Set on the shores of the Firth of Clyde in southwest Scotland, the district of Ayrshire is steeped in history, with links to William Wallace, Robert the Bruce and Scotland’s national poet, Robert Burns. The clay and thatch cottage where Burns was born is now a museum in the village of Alloway.

The seaside towns of Ayr, Girvan, Irvine, Largs, Prestwick and Troon are all popular with visitors. Others make nearby Glasgow, Scotland’s largest and most vibrant city, their home base. Glasgow essentials include a shopping spree on Buchanan Street, a grandstand seat at a Celtic or Rangers soccer match, and a tour of Kelvingrove Art Gallery and Museum, the most visited museum in the United Kingdom outside of London.

Glasgow is an easy drive from most of Ayrshire’s 44 18-hole golf courses, including three more that rank alongside Royal Troon and Trump Turnberry among the world’s outstanding seaside links.
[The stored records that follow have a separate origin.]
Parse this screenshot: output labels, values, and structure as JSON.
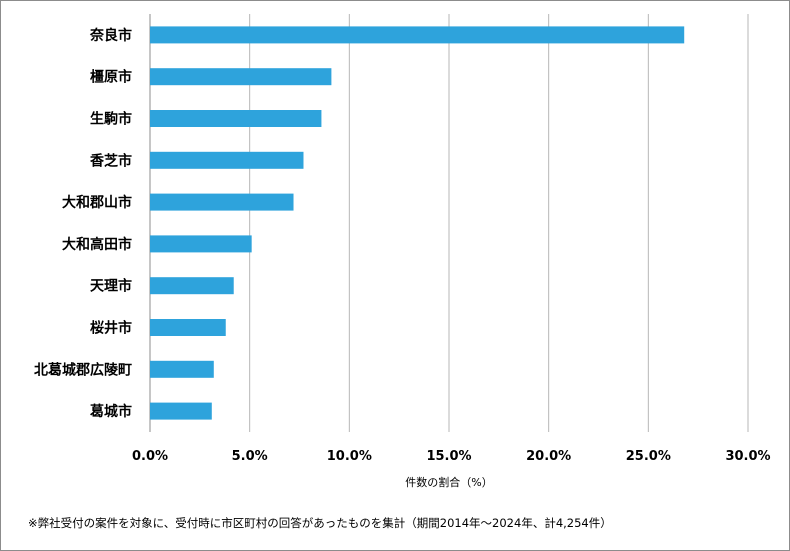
{
  "chart_data": {
    "type": "bar",
    "orientation": "horizontal",
    "categories": [
      "奈良市",
      "橿原市",
      "生駒市",
      "香芝市",
      "大和郡山市",
      "大和高田市",
      "天理市",
      "桜井市",
      "北葛城郡広陵町",
      "葛城市"
    ],
    "values": [
      26.8,
      9.1,
      8.6,
      7.7,
      7.2,
      5.1,
      4.2,
      3.8,
      3.2,
      3.1
    ],
    "xlim": [
      0,
      30
    ],
    "xticks": [
      0,
      5,
      10,
      15,
      20,
      25,
      30
    ],
    "tick_labels": [
      "0.0%",
      "5.0%",
      "10.0%",
      "15.0%",
      "20.0%",
      "25.0%",
      "30.0%"
    ],
    "xlabel": "件数の割合（%）",
    "ylabel": "",
    "title": "",
    "grid": "vertical",
    "bar_color": "#2ea3dc",
    "grid_color": "#b7b7b7",
    "footnote": "※弊社受付の案件を対象に、受付時に市区町村の回答があったものを集計（期間2014年～2024年、計4,254件）"
  }
}
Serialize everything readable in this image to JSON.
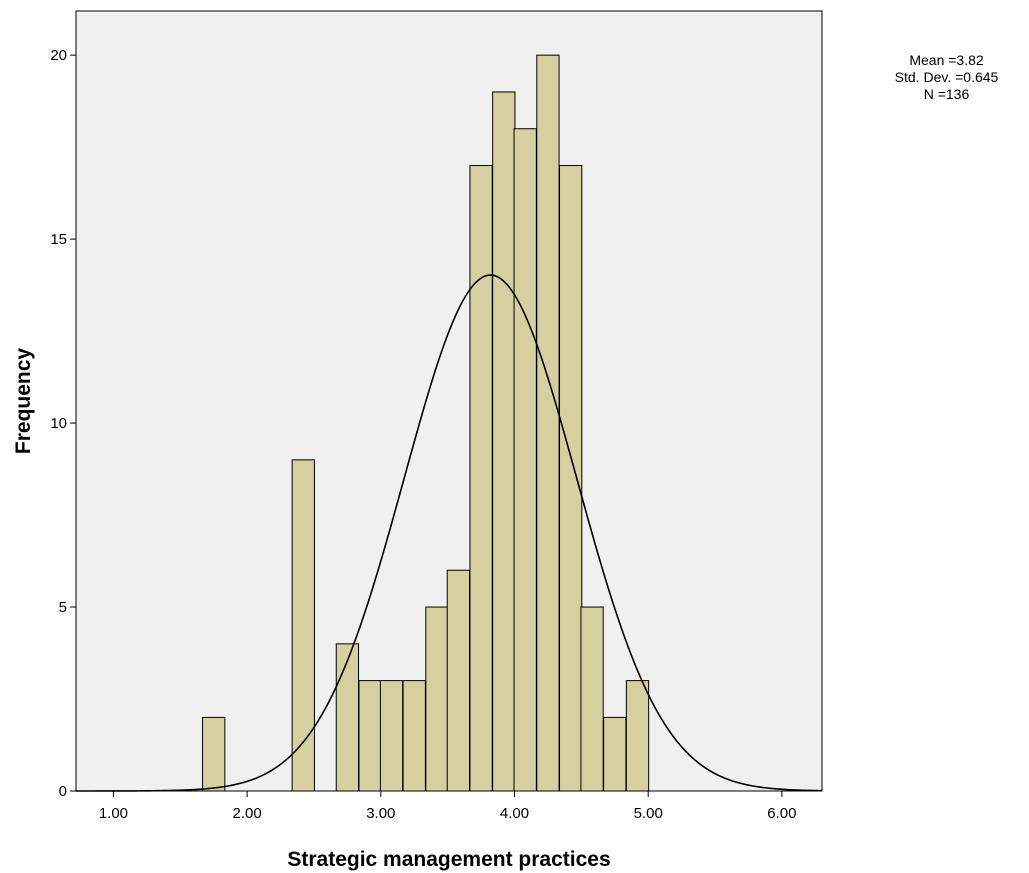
{
  "chart_data": {
    "type": "bar",
    "xlabel": "Strategic management practices",
    "ylabel": "Frequency",
    "xlim": [
      0.72,
      6.3
    ],
    "ylim": [
      0,
      21.2
    ],
    "x_ticks": [
      "1.00",
      "2.00",
      "3.00",
      "4.00",
      "5.00",
      "6.00"
    ],
    "x_tick_values": [
      1,
      2,
      3,
      4,
      5,
      6
    ],
    "y_ticks": [
      "0",
      "5",
      "10",
      "15",
      "20"
    ],
    "y_tick_values": [
      0,
      5,
      10,
      15,
      20
    ],
    "bin_width": 0.1667,
    "bars": [
      {
        "x": 1.75,
        "value": 2
      },
      {
        "x": 2.42,
        "value": 9
      },
      {
        "x": 2.75,
        "value": 4
      },
      {
        "x": 2.92,
        "value": 3
      },
      {
        "x": 3.08,
        "value": 3
      },
      {
        "x": 3.25,
        "value": 3
      },
      {
        "x": 3.42,
        "value": 5
      },
      {
        "x": 3.58,
        "value": 6
      },
      {
        "x": 3.75,
        "value": 17
      },
      {
        "x": 3.92,
        "value": 19
      },
      {
        "x": 4.08,
        "value": 18
      },
      {
        "x": 4.25,
        "value": 20
      },
      {
        "x": 4.42,
        "value": 17
      },
      {
        "x": 4.58,
        "value": 5
      },
      {
        "x": 4.75,
        "value": 2
      },
      {
        "x": 4.92,
        "value": 3
      }
    ],
    "normal_curve": {
      "mean": 3.82,
      "std_dev": 0.645,
      "n": 136
    },
    "grid": false,
    "colors": {
      "bar_fill": "#d6d0a0",
      "plot_background": "#f0f0f0",
      "curve": "#000000"
    },
    "stats_lines": [
      "Mean =3.82",
      "Std. Dev. =0.645",
      "N =136"
    ]
  }
}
Founded in 1897, Western Gailes Golf Club is a wonderfully natural design that wends through dunes on a spit of land by Irvine Bay. Some greens fold as if organically into the rumpled landscape, with others protected by sentinel-like dunes.

Prestwick Golf Club 17th Hole (Image: Prestwick Golf Club)

Prestwick Golf Club’s famous 17th hole, Alps. (Image: Prestwick GC)

Just across the railway tracks from Western Gailes is Dundonald Links, which opened in 2003 but feels a century older. This acclaimed design by Kyle Phillips will host the European Tour’s Scottish Open for the first time in 2017.

But the granddaddy of all Ayrshire courses is Prestwick Golf Club. Full of blind shots, crazy bounces and other quirks, Prestwick has hosted 24 Opens, including the first 12 ever played. Designed by the immortal Old Tom Morris, the course features six of his original greens, as well as three original holes.

Though no longer in the Open rotation, Prestwick is still a must-play for everyone who loves the game.